Moeder Cato wordt in die tijd voor een andere begrafenis naar Amsterdam geroepen. Haar jongere zus Engeltje Pieploo was ongehuwd gebleven. Als dienstbode werkte zij in het stedelijke Buitengasthuis aan de Overtoom. In tegenstelling tot het Binnengasthuis in het centrum worden daar de besmettelijk en krankzinnige patiënten behandeld. Zij woont daar in op kamers en sterft daar op 4 december 1843.
1. Volkstelling 1839, Stadsarchief Rotterdam 494-03, Inv 1178, Wijk K, fol 251.
2. Diens zoon Alexander Ver Huell legt een waardevolle collectie aan, waartoe onder andere behoort de tekening van de stamvader bij zijn rekest van 1810.

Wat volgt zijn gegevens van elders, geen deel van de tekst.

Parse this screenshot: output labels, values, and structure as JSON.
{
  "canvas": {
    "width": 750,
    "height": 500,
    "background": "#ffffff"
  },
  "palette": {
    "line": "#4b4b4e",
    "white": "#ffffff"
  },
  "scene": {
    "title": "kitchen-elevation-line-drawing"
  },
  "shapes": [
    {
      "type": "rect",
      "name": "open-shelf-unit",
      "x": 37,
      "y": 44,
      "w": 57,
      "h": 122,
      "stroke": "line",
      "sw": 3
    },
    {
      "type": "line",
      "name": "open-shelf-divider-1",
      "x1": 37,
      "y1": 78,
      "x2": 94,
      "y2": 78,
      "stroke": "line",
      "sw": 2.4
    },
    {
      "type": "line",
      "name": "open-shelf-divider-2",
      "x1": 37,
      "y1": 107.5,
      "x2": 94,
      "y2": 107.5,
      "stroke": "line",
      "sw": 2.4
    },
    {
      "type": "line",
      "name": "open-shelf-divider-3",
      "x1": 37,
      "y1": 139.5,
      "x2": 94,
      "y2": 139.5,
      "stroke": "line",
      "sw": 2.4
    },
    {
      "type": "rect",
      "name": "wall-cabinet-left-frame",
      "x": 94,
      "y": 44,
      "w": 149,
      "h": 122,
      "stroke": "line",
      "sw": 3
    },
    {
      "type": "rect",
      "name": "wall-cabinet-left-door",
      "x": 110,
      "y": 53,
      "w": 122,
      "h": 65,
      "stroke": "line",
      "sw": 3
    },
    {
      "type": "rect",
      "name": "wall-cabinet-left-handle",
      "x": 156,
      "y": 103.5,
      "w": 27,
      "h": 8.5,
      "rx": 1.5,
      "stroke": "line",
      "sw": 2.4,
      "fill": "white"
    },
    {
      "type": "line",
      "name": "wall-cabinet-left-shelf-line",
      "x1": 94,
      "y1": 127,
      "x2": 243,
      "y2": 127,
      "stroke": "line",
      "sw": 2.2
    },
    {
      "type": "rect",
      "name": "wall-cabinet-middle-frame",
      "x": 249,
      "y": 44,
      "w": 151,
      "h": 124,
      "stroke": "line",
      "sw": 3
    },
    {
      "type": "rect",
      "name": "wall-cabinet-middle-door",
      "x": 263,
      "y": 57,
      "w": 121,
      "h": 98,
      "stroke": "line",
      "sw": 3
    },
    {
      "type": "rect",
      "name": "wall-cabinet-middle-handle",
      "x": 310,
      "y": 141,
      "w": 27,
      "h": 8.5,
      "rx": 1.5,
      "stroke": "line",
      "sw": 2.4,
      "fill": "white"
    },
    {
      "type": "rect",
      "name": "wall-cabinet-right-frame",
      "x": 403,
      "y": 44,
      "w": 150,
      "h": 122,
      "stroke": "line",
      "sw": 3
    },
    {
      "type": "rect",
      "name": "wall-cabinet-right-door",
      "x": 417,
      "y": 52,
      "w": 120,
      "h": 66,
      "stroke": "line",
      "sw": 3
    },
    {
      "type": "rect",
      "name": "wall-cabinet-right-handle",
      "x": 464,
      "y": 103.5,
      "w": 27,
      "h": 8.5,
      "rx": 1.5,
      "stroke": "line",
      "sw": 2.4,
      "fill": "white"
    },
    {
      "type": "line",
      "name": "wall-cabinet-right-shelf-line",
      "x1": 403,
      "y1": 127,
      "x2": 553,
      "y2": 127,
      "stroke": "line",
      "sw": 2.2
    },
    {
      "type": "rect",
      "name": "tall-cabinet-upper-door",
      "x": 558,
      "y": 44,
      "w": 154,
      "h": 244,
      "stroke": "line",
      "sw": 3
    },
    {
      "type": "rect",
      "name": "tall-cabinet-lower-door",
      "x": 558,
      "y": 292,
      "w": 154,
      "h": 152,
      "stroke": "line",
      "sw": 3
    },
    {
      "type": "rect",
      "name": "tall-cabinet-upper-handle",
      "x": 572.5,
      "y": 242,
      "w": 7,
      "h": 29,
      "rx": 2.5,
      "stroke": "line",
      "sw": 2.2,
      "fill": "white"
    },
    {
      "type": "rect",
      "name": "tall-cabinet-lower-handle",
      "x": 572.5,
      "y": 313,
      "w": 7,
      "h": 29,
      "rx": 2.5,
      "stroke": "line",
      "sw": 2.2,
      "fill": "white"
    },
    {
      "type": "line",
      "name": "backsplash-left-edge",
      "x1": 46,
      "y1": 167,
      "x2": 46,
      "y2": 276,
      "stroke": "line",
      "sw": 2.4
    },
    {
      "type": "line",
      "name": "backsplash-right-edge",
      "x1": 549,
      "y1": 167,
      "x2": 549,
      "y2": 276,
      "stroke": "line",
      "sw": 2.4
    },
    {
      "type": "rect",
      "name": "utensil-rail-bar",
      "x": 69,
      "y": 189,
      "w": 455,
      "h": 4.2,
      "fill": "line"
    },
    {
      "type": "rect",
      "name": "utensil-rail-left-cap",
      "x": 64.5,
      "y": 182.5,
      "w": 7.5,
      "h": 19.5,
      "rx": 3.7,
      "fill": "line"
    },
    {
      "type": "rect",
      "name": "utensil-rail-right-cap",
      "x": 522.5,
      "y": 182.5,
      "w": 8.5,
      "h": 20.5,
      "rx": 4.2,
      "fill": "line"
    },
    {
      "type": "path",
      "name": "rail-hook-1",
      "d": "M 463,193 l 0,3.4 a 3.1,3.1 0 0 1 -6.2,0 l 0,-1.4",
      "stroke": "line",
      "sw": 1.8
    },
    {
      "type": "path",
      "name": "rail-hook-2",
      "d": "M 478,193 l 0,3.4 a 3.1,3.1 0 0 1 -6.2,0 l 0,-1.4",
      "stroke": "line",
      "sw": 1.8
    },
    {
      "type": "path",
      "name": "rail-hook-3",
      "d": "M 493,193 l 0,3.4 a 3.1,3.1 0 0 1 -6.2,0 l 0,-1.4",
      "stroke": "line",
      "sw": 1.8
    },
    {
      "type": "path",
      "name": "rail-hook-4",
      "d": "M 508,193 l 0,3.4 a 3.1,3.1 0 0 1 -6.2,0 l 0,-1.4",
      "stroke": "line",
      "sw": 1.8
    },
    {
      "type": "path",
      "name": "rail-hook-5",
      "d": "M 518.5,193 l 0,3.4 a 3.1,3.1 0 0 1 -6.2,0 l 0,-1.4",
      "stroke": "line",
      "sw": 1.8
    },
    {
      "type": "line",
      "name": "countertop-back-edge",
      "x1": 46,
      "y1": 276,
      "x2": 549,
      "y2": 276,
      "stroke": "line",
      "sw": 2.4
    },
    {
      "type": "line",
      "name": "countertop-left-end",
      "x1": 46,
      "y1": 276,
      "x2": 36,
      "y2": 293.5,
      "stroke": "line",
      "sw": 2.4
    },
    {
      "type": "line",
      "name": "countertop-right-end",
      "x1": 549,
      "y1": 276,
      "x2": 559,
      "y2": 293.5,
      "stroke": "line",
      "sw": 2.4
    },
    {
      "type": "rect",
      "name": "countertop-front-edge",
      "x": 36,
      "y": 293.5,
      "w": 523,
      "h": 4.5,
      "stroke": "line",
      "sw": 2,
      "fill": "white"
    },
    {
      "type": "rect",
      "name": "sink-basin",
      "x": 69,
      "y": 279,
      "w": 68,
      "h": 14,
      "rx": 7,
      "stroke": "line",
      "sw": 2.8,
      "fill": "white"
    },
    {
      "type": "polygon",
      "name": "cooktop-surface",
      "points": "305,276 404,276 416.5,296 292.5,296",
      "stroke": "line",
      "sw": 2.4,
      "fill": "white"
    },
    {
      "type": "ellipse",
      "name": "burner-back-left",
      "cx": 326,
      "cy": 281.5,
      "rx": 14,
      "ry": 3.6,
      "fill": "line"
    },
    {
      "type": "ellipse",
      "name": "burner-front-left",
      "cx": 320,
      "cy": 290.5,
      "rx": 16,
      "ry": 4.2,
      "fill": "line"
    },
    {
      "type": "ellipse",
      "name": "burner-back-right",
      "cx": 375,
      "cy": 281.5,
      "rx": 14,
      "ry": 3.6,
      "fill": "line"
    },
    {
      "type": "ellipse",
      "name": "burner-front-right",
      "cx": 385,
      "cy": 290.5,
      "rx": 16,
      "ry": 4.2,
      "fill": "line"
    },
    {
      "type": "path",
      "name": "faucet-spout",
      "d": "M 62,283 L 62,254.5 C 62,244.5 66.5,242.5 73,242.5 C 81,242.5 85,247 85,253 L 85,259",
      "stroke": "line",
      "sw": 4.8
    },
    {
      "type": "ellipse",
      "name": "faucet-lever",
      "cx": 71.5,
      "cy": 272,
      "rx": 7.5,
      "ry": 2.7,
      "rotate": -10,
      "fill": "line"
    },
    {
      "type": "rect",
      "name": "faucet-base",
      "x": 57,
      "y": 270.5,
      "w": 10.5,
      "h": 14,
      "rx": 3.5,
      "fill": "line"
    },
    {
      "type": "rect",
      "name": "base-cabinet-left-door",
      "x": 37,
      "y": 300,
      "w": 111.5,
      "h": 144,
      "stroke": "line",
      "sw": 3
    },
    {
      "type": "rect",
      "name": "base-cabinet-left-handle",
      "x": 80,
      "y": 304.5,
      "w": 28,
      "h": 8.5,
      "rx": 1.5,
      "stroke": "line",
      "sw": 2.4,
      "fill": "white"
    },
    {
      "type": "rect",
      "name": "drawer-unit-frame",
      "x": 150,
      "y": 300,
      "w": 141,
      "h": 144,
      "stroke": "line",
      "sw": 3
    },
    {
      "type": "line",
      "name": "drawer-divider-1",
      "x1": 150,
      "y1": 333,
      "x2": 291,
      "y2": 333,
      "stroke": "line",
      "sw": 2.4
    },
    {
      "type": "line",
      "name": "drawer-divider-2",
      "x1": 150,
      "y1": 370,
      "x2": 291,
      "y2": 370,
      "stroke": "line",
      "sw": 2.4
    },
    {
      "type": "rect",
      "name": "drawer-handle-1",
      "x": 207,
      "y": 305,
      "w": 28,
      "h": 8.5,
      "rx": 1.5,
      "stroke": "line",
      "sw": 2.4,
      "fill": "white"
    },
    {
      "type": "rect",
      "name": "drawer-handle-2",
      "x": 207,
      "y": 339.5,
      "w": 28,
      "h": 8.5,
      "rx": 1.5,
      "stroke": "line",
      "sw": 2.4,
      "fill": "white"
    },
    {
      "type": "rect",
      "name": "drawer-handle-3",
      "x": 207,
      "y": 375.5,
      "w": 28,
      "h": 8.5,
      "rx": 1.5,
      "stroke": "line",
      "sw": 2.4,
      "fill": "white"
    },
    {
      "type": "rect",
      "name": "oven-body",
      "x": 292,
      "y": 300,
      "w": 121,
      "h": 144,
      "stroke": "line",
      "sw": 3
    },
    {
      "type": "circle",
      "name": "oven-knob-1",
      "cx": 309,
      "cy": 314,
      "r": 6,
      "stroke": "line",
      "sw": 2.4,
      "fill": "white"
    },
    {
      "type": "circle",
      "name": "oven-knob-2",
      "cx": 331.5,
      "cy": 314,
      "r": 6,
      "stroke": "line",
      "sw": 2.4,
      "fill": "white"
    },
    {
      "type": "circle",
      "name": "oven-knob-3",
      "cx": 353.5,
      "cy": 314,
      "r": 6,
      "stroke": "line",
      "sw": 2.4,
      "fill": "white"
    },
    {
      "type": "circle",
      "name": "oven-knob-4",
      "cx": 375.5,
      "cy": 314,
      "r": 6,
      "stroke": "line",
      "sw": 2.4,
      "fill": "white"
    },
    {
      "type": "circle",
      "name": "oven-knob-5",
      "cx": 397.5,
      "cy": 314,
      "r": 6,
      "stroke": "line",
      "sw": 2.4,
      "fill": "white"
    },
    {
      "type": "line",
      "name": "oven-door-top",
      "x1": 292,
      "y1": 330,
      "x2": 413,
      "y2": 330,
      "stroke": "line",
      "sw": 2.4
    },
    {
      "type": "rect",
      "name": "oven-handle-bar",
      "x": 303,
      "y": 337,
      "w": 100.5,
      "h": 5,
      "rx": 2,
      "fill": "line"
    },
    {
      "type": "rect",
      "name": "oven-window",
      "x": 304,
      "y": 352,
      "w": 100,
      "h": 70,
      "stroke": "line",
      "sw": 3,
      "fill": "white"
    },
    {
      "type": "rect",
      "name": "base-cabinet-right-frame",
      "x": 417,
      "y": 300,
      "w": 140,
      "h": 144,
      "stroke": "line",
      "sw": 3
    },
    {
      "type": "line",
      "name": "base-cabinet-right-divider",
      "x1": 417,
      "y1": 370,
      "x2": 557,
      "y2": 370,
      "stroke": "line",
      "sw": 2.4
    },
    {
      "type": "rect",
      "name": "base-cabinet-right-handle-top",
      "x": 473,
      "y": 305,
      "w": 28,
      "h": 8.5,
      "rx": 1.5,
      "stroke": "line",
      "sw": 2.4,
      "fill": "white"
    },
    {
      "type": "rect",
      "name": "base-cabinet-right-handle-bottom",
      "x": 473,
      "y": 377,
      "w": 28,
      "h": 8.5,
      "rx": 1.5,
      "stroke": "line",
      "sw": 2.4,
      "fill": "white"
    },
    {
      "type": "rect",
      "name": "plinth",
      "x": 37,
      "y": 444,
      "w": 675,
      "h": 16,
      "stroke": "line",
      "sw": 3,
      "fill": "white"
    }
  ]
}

3. Scheepsjournaal Panter 1838-1842, Nationaal Archief 2.12.03, Inv 3564, 10 en 15 maart 1841. Adelborst 1e kl Pieter Toutenhoofd (1817-1894) schrijft na afloop een dagboek van de reis: “Particulier journaal en memoriaal (…) Panter, gewapend met 16 carronades à 30 lb, 2 jagers à 8 lb en bemand met 110 koppen”. Hij maakt zijn eerste echte storm mee: ‘voor my was deeze aangelegenheid niet onaangenaam‘. Het verslag wordt ingeleid door een wat algemener deel, gevolgd door een gedeelte dat ‘ik meer in de vorm van een journaal [zal] aanbieden, daar, de opelkander volgende gebeurtenissen toch achterelkander genoemd dienen te worden.‘ Toutenhoofd geeft veel beschouwingen over/ beschrijvingen van de natuur en de elementen en vertelt hoogdravend over de heroïek van het zeemansleven. Verder beschrijvingen van aangedane plaatsen, waaronder Spanje waar men aanlegt vanwege opgelopen averij. Sterfregister der Residentie Batavia, SR 999-09, fol C 145, akte 2558, Familiearchief N.6, nr 31.